[1] That is—the publication of the pamphlet.—H.

[2] Putrescent. See the recorded opinions of Lord Amherst's suite upon the personal cleanliness of the Chinese.

[3] 'America:'—For America in particular there is an American defence offered in a Washington paper (the Weekly Union, for May 28, 1857), which, for cool ignoring of facts, exceeds anything that I remember. It begins thus:—'Since our treaty with China in 1844' (and that, be it remembered, was possible only in consequence of our war and its close in 1842), 'the most amicable relations have existed between the United States and China—China is our friend, and we are hers.' Indeed! as a brief commentary upon that statement, I recommend to the reader's attention our Blue-books on China of last winter. The American commander certainly wound up his quarrel with Yeh in a mysterious way, that drew some sneers from the various nationalities then moving in that neighbourhood, but no less certainly he had, during the October of 1856, a smart exchange of cannon-shots with Yeh, which lasted for some days (three, at least, according to my remembrance), and ended in the capture of numerous Chinese forts. The American apologist says in effect, that the United States will not fight, because they have no quarrel. But that is not the sole question. Does the United States mean to take none of the benefits that may be won by our arms? He speaks of the French as more belligerently inclined than the United States. Would that this were really so. No good will come of schisms between the nations of Christendom. There is a posthumous work of Commissioner Lin, in twelve quartos, printed at Peking, urgently pressing the necessity for China of building upon such schisms the one sole policy that can save her from ruin.
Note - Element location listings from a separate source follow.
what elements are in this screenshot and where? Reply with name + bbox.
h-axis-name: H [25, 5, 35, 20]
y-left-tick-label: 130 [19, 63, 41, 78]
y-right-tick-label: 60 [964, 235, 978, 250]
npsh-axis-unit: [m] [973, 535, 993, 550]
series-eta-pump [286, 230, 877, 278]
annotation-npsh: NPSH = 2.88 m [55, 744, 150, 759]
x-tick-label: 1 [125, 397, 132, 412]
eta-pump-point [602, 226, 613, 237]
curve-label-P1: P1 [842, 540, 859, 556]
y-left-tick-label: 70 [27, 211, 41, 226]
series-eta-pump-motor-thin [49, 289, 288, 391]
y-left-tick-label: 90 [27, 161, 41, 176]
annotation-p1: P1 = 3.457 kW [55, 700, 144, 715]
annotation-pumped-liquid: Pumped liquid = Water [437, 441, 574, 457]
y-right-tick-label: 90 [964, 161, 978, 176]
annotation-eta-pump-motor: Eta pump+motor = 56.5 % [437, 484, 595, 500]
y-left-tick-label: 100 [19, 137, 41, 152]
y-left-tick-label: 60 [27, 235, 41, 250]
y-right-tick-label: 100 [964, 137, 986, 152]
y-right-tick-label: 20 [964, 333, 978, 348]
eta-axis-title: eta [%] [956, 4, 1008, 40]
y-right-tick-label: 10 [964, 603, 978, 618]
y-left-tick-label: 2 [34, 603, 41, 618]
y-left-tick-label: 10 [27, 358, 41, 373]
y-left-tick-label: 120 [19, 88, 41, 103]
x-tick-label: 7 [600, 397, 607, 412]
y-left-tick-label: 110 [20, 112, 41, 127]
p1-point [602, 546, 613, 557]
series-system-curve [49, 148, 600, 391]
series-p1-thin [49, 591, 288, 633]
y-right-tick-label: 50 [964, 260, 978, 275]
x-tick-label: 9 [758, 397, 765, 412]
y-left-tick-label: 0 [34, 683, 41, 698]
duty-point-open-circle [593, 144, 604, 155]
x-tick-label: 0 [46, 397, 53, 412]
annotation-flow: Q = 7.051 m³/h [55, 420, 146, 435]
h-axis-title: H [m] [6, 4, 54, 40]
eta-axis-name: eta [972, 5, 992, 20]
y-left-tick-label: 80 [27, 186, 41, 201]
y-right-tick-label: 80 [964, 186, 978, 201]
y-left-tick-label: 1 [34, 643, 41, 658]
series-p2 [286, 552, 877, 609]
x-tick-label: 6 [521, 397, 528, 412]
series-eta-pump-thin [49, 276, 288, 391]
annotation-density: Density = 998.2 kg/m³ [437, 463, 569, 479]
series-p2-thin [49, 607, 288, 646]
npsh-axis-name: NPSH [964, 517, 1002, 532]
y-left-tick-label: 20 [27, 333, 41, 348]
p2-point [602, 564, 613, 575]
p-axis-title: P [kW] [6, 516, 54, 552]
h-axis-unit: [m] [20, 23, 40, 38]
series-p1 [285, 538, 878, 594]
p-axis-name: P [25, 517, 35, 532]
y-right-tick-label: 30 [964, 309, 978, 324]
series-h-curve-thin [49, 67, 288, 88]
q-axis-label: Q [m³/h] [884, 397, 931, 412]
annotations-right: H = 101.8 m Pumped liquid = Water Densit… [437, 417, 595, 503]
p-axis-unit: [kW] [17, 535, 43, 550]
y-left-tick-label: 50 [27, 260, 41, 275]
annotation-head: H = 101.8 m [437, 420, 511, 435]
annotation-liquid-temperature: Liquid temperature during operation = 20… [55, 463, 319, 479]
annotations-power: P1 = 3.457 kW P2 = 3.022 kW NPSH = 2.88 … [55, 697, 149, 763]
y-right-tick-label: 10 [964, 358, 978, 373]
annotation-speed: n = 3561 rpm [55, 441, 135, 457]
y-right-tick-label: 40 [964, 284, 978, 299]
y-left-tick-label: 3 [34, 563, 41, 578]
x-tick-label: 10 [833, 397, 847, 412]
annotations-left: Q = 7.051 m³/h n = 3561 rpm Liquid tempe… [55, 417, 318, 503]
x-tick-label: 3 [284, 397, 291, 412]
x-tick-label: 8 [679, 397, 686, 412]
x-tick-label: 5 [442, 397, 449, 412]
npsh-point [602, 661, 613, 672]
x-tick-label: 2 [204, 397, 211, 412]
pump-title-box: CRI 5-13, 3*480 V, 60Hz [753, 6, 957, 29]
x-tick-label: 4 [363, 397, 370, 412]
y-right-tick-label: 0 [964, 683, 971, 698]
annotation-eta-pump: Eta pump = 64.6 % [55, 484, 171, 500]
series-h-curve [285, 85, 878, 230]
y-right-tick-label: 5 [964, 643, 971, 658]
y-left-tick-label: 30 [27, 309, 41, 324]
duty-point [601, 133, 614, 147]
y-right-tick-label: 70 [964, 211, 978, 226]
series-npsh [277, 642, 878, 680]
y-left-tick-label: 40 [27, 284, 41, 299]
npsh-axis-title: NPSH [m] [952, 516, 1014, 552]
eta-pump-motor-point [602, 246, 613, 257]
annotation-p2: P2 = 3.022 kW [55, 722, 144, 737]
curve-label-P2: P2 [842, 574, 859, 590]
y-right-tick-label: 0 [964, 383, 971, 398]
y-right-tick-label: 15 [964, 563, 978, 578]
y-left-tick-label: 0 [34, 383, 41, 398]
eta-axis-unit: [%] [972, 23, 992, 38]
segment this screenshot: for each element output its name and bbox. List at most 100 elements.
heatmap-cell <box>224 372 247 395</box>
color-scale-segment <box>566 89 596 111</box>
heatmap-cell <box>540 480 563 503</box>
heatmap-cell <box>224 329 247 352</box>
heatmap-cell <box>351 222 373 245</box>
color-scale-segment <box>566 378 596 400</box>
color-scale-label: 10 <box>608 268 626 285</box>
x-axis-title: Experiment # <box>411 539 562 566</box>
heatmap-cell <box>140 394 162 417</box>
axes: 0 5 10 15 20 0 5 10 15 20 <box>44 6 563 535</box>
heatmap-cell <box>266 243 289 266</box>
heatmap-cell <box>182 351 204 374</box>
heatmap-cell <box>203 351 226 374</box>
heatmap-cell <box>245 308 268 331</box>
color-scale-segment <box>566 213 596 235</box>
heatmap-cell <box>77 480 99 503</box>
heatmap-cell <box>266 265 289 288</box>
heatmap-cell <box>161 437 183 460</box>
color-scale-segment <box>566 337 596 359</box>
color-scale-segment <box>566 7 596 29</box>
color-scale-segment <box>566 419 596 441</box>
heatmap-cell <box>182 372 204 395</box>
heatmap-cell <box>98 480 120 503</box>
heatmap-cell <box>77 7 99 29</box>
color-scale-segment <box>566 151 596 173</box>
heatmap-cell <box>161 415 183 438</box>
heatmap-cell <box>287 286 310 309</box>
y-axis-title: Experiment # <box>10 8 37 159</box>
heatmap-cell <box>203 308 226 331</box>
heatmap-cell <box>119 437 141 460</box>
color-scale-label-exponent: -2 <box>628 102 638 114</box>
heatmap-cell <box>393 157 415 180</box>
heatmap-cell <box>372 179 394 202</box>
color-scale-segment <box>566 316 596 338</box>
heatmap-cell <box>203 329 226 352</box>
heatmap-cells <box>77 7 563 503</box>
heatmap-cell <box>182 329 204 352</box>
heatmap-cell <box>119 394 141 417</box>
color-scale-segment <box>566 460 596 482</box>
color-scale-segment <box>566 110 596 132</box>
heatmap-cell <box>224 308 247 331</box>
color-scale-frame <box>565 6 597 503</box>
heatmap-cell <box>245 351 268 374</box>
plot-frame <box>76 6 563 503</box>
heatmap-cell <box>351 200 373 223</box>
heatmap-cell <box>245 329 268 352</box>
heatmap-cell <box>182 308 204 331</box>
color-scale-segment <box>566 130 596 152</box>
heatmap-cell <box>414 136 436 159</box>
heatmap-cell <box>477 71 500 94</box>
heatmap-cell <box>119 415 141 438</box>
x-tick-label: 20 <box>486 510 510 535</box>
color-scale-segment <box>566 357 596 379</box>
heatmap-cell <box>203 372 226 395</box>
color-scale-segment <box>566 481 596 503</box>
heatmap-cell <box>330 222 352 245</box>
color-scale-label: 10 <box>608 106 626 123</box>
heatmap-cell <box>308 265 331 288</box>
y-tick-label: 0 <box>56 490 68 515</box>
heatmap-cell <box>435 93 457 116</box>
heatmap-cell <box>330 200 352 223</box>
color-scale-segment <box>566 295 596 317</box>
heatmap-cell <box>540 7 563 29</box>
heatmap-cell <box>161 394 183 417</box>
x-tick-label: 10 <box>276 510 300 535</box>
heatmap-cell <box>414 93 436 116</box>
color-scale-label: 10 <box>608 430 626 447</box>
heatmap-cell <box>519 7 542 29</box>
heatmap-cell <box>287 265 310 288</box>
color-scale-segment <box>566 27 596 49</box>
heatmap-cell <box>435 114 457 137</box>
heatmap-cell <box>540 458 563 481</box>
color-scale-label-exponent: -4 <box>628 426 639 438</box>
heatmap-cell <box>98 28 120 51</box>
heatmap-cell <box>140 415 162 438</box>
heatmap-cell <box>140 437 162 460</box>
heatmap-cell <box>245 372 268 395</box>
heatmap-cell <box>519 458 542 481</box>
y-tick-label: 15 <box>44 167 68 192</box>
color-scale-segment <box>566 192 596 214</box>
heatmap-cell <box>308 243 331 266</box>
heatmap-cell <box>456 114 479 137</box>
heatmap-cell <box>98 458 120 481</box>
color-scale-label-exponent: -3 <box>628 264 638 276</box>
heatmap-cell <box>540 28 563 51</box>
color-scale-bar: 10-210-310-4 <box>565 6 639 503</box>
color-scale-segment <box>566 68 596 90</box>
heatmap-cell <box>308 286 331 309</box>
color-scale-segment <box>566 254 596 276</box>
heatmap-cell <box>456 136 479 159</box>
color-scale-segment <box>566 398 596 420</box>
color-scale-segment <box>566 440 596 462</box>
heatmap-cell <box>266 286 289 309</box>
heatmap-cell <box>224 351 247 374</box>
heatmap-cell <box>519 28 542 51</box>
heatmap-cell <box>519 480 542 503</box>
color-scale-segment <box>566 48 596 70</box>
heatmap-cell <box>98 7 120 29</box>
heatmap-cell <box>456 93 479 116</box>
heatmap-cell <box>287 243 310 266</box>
[4] 'By the gallows:'—Or much rather by decapitation. Accordingly, we read of a Ming (i. e., native Chinese) emperor, who (upon finding himself in a dreadfully small minority) retired into his garden with his daughter, and there hanged both himself and the lady. On no account would he have decapitated either; since in that case the corpses, being headless, would in Chinese estimation have been imperfect.

[5] 'Colonel Chesney:'—The same, I believe, whose name was at one time so honourably known in connection with the Euphrates and its steam navigation.

[6] Down to George I. there could have been no breakfast in England for a gentleman or lady—there is none even yet in most parts of the Continent—without wine of some class or other.

[7] Written in 1856. H.

[8] But holding what rank, and what precise station, at the time of the outrage? At this point I acknowledge a difficulty. The criminal was in this case Domitian, the younger son of Vespasian, the tenth Cæsar, younger Brother of Titus, the eleventh Cæsar, and himself, under the name of Domitian, the twelfth of the Cæsars, consequently the closing prince in that series of the initial twelve Cæsars whom Suetonius had undertaken to record. Now the difficulty lies here, which yet I have never seen noticed in any book: was this violence perpetrated before or after Domitian's assumption of the purple? If after, how, then, could the injured husband have received that advice from Titus (as to repairing his loss by a second marriage), which forms part of an anecdote and a bon-mot between Titus and Lamia? Yet again, if not after but before, how was it Lamia had not invoked the protection of Vespasian, or of Titus—the latter of whom enjoyed a theatrically fine reputation for equity and moderation?

[9] In All's Well that Ends Well.

[10] This fragment appeared in The Instructor for July, 1853. The subject was not continued in any form.—H.